A state-law claim is property of a bankruptcy estate when (1) under applicable state law, the debtor could have raised the claim as of the commencement of the case; and (2) the “cause of action alleges only indirect harm to a creditor (i.e. an injury which derives from harm to the debtor) and the debtor could have raised a claim for its direct injury under the applicable law.”[1]
However, “[w]hen creditors . . . have a claim for injury that is particularized as to them, they are exclusively entitled to pursue that claim, and the bankruptcy trustee is precluded from doing so.”[2]
The fact that creditors can “assert,” “bring,” or “prosecute” a cause of action, does not mean that the action “belongs” to them.
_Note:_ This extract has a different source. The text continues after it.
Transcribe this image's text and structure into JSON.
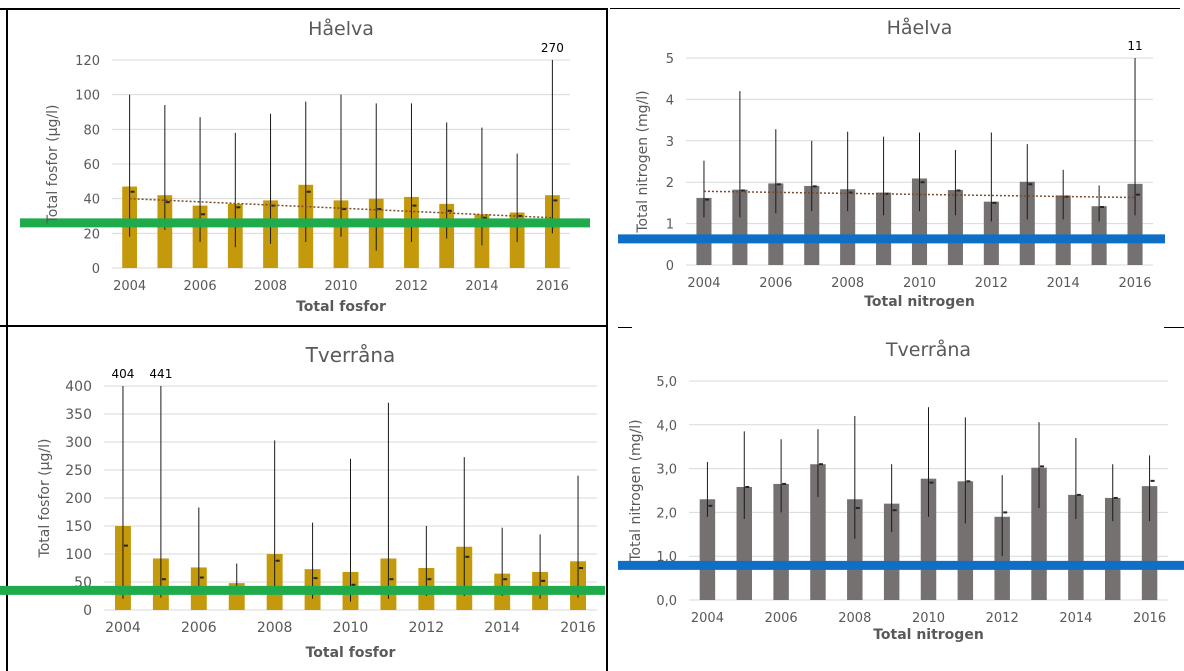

In fact, certain actions (like a denuding claim) can most properly be thought of as “belonging” to the corporation though they are virtually always “asserted” by creditors.[3]
It is entirely possible for bankruptcy estate and a creditor to each have separate claims against a third party arising out of same general series of events and broad course of conduct, and thus the existence of common parties and shared facts between the debtor’s bankruptcy and the creditor’s cause of action does not necessarily mean that the claims asserted by the creditor are property of the estate.[4] However, the creditor must be able to state an independent state law claim against a third party.[5] By contrast, the mere fact that a successful outcome may increase the amount available for distribution to creditors does not transform a claim that otherwise belongs to the corporation into one that can be separately maintained by each creditor.[6]
If the claims pled by creditor are in fact derivative claims in disguise, they fall within the scope of the automatic stay.[7]
In sum, bankruptcy fiduciaries should never assume that every cause of action they identify belongs to the debtor’s estate. Instead, the proper cause of action is to evaluate the law on competing creditor claims in the debtor’s jurisdiction and, if there is no clear cut answer, be prepared to litigate the issue and/or negotiate a settlement with potentially adverse creditors.
[1] In re Mortgage America Corp., 714 F.2d 1266 (5th Cir. 1983); In re S.I. Acquisition, Inc., 817 F.2d 1142 (5th Cir. 1987); In re Educators Group Health Trust, 25 F.3d 1281 (5th Cir. 1994); and In re Seven Seas Petroleum, Inc., 522 F.3d 577 (5th Cir. 2008); Board of Trustees of Teamsters Local 863 Pension Fund v. Foodtown, Inc., 296 F.3d 164 (3d Cir. 2002); In re Icarus Holding, LLC, 391 F.3d 1315, 1321 (11th Cir. 2004); Lumpkin v. Envirodyne Indus., Inc., 933 F.2d 449, 463 (7th Cir. 1991).
[2] In re Bernard L. Madoff Inv. Securities LLC, 740 F.3d 81, 88 (2d Cir. 2014) citing Hirsch v. Arthur Andersen & Co., 72 F.3d 1085, 1093 (2d Cir. 1995); In re Emoral, Inc., 740 F.3d 875 (3d Cir. 2014); Harrison v. Soroof International, Inc., 320 F.Supp.3d 602 (D. Del. 2018); Steinberg v. Buczynski, 40 F.3d 890, 893 (7th Cir. 1994); In re Bane, 426 B.R. 152, 158-59 (Bankr. W.D. Pa. 2010).
[3] In re Mortgage America, 714 F.2d at 1276 and 1276 n. 9.
[4] In re FoodServiceWarehouse.com, LLC, 601 B.R. 396 (E.D. La. 2019); see also In re Seven Seas, 522 F.3d at 587.
[5] See In re Phar-Mor, Inc., Securities Litigation, 166 B.R. 57, 62 (W.D. Pa. 1994)
[6] In re Bruno, 553 B.R. 280, 286 (Bankr. W.D. Pa. 2016).
[7] See Picard v. Fairfield Greenwich Ltd., 762 F.3d 199, 208 (5th Cir. 2014); Marshall v. Picard (In re Bernard L. Madoff Inv. Sec. LLC), 740 F.3d 81, 94 (2d Cir. 2014) citing Johns-Manville Corp. v. Chubb Indem. Ins. Co. (In re Johns-Manville Corp.), 517 F.3d 52, 67 (2d Cir. 2008); Fox v. Picard (In re Madoff), 848 F.Supp.2d 469, 482 (S.D.N.Y 2012), aff’d, 74 F.3d 81 (2d Cir. 2014); In re Buccaneer Resources, LLC, 912 F.3d 219 (5th Cir. 2019); citing In re Dexterity Surgical, Inc., 365 B.R. 690, 702 (Bankr. S.D. Tex. 2007); In re Emoral, Inc., 740 F.3d at 879; but see Cumberland Oil Corp. v. Thropp, 791 F.2d 1037 (2d Cir.), cert. denied, 479 U.S. 950, 107 S.Ct. 436, 93 L.Ed.2d 385 (1986) (one complaint is not duplicative of another solely because it recites some or all of the same facts).